Justiça nega HC a ex-presidente do Conselho de Enfermagem

A 1ª Turma Especializada do Tribunal Regional Federal da 2ª Região negou pedido de Habeas Corpus para trancar a ação penal contra o ex-presidente do Conselho Federal de Enfermagem, Gilberto Linhares Teixeira. A decisão foi unânime.

O ex-presidente do Cofen foi preso em janeiro pela Polícia Federal sob acusação de desviar R$ 5 milhões em sua gestão. Também é acusado de formação de quadrilha, fraude em licitação, lavagem de dinheiro e falsidade ideológica. Sua prisão preventiva foi pedida pelo Ministério Público Federal.

Teixeira permaneceu na diretoria do Cofen durante os últimos dez anos e é investigado desde 1998. Ele também é acusado de mandar matar o casal de enfermeiros e sindicalistas Edma e Otávio Valadão, em 1999, e pelo assassinato de Guaraci Novaes Barbosa, um dos 85 réus no caso da Máfia da Saúde no Rio de Janeiro — grupo que comandava a compra e venda irregular de estoque de medicamentos e materiais hospitalares no estado do Rio. O processo tramita na 6ª Vara Federal Criminal fluminense.

Há indícios de que empresas que possuíam boas relações com os dirigentes do Conselho venciam as licitações e superfaturavam a cobrança dos serviços. Segundo as investigações, eram fixados valores até o limite de R$ 8 mil para disfarçar a hipótese de dispensa legal de licitação prevista na Lei 8.666/93. Entre as empresas que estariam envolvidas no esquema o Ministério Público lista a Scarf Equipamentos, M. R. Cópias e Edita Editora.

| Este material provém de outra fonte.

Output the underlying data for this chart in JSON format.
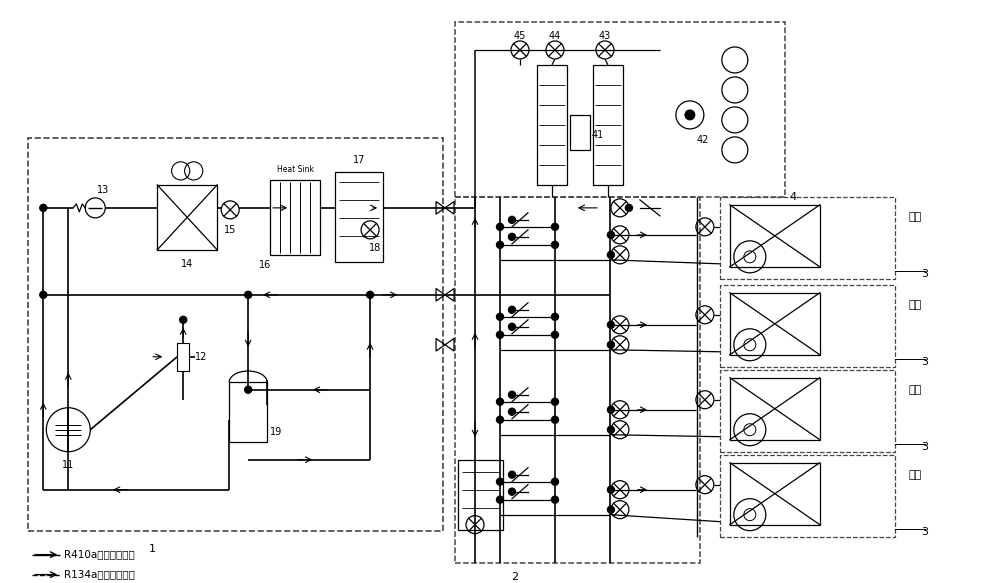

Segundo o relator do pedido de HC, desembargador federal Sérgio Feltrin Corrêa, não ficaram evidentes nenhumas das hipóteses que permitiriam a suspensão do processo. Em relação à alegada inexigibilidade de licitação para a contratação da Scarf Equipamentos, o desembargador afirmou que seu exame demanda análise de provas, o que é vedado em casos de Habeas Corpus.